Au parlement

 

Du respect des droits fondamentaux dans la lutte contre la pandémie de coronavirus

 

Nous sommes toujours confrontés à la crise du Coronavirus et d’ores et déjà tout le monde peut se dire voire espérer que le monde de demain, à la sortie de cette crise, devra être différent du monde d’aujourd’hui et que nous ne sortirons pas inchangés de cette crise. Mais dans l’immédiat, l’heure est à la mobilisation, à la recherche de solution, à la recherche de précision aussi des gouvernements qui veulent agir avec le plus d’impact possible pour enrayer cette pandémie dévastatrice.

 

Précision. C’est justement l’argument avancé par la Commission européenne et son commissaire au Marché Intérieur, Thierry Breton, pour justifier la mise en route d’un dispositif de partage des données mobiles des citoyens européens mis au point avec les opérateurs téléphoniques. Grâce à ces données mobiles et la géolocalisation, il serait possible de voir d’une part si les mesures de confinement sont respectées -et ajuster les prévisions en fonction- et de repérer les mouvements de population, les tendances de propagation du virus, et les possibles impacts sur les systèmes de santé et les stocks de matériel médical nécessaire par exemple. Savoir qu’1,2 million de Franciliens ont quitté l’Ile de France juste avant le confinement est une donnée importante.

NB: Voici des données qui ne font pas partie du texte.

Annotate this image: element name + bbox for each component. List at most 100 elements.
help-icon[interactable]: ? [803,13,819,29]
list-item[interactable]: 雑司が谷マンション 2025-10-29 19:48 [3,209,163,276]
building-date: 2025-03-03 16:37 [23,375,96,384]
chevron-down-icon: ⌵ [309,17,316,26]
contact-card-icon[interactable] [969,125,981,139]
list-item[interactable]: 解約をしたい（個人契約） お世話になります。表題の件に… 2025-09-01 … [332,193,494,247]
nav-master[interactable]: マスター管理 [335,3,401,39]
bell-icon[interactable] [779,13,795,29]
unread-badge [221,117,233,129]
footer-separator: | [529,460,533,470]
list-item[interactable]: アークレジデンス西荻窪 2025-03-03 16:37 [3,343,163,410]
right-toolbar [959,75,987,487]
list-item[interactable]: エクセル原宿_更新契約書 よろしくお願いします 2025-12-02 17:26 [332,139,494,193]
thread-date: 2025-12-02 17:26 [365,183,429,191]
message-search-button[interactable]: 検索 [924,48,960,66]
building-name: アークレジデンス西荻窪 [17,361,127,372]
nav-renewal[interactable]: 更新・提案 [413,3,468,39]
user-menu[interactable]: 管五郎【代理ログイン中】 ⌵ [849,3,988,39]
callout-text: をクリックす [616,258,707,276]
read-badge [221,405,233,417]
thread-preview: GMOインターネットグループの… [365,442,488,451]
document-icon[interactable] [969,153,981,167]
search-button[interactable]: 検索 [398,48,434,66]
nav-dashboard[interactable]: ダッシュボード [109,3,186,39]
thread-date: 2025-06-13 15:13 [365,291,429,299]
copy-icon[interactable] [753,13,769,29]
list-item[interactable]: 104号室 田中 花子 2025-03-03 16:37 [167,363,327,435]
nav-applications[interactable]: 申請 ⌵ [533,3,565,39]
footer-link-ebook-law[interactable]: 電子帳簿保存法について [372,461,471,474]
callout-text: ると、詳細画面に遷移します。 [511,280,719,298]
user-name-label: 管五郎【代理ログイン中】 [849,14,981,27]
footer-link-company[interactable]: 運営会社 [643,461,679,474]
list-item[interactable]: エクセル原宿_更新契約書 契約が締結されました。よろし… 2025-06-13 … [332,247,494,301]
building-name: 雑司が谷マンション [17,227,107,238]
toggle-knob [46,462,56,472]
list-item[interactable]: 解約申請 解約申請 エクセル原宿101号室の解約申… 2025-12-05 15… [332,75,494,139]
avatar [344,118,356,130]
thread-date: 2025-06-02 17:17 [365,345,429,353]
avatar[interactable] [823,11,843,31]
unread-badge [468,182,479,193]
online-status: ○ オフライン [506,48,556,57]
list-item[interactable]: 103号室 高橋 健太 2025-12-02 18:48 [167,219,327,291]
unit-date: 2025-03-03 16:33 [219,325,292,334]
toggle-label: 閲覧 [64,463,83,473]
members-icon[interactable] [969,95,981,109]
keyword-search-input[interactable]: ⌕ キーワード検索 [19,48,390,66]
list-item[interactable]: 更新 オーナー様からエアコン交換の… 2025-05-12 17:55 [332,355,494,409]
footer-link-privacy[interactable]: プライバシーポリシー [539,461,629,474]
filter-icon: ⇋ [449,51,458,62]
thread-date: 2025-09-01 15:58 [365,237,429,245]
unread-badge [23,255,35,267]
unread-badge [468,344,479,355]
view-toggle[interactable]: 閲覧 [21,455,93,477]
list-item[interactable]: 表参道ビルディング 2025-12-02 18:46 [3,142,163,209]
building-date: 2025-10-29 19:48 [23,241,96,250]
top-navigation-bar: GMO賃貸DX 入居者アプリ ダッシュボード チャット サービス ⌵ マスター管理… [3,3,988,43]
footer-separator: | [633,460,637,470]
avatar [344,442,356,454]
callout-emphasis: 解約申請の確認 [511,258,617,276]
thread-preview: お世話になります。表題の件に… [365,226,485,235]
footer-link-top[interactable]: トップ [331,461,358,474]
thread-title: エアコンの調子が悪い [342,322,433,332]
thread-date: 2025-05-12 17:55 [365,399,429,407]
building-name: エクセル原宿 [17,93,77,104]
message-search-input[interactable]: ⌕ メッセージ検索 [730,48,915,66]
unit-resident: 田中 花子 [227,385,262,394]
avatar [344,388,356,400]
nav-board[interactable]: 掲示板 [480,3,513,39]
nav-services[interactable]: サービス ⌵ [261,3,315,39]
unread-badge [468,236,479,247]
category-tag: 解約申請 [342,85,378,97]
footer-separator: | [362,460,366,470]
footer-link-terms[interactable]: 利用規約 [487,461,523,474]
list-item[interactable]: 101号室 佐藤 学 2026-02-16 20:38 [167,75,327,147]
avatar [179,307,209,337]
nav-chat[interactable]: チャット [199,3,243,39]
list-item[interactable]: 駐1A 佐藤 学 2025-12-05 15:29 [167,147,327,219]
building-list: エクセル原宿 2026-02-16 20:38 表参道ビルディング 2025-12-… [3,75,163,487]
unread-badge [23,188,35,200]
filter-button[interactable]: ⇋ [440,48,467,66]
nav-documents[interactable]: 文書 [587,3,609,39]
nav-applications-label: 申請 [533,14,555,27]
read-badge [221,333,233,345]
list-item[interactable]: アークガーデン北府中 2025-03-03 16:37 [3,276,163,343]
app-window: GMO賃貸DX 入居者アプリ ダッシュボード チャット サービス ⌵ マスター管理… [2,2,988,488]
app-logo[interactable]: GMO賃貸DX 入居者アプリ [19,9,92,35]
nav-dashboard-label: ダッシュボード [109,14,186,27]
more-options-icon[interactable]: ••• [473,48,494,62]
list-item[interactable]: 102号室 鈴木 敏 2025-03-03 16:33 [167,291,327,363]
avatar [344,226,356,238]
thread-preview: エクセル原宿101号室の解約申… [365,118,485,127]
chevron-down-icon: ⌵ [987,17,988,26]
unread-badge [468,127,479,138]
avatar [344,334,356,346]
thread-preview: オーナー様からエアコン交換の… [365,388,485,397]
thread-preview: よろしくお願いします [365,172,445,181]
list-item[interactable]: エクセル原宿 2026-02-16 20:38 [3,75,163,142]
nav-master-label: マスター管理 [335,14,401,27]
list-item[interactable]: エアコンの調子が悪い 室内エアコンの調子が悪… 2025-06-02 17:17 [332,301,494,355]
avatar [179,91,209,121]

Mais la lutte contre le coronavirus ne saurait être l’occasion de jeter les droits fondamentaux « avec l’eau du bain » et c’est pourquoi ce partage des données doit à mon sens être encadré ; il doit prouver sa réelle nécessité dans la lutte contre la pandémie pour que son recours respecte le principe de proportionnalité, deux notions de référence dès lors qu’on aborde la question des données personnelles.

La Commission nous dit que ce partage serait en conformité avec le règlement général sur la protection des données personnelles (RGDP) car il concerne des données anonymisées et agglomérées. Je ne pense pourtant pas qu’il puisse faire l’économie d’un débat parlementaire s’il venait à être généralisé et devra en tous les cas apporter toutes les garanties nécessaires de respect de la vie privée et des droits fondamentaux et de durée d’activité, et ce en toute transparence. Dit autrement, il faudra savoir qui traiterait ces données car leur analyse par des tiers devrait être rigoureusement contrôlée.

Le monde de demain sera différent ? Certes, mais seulement si les droits fondamentaux demeurent une valeur cardinale. La pandémie ne doit pas être une excuse pour saper les fondements précieux de nos sociétés comme c’est déjà parfois le cas – je pense à la Hongrie où V. Orban a réussi à mettre l’Etat de droit à terre.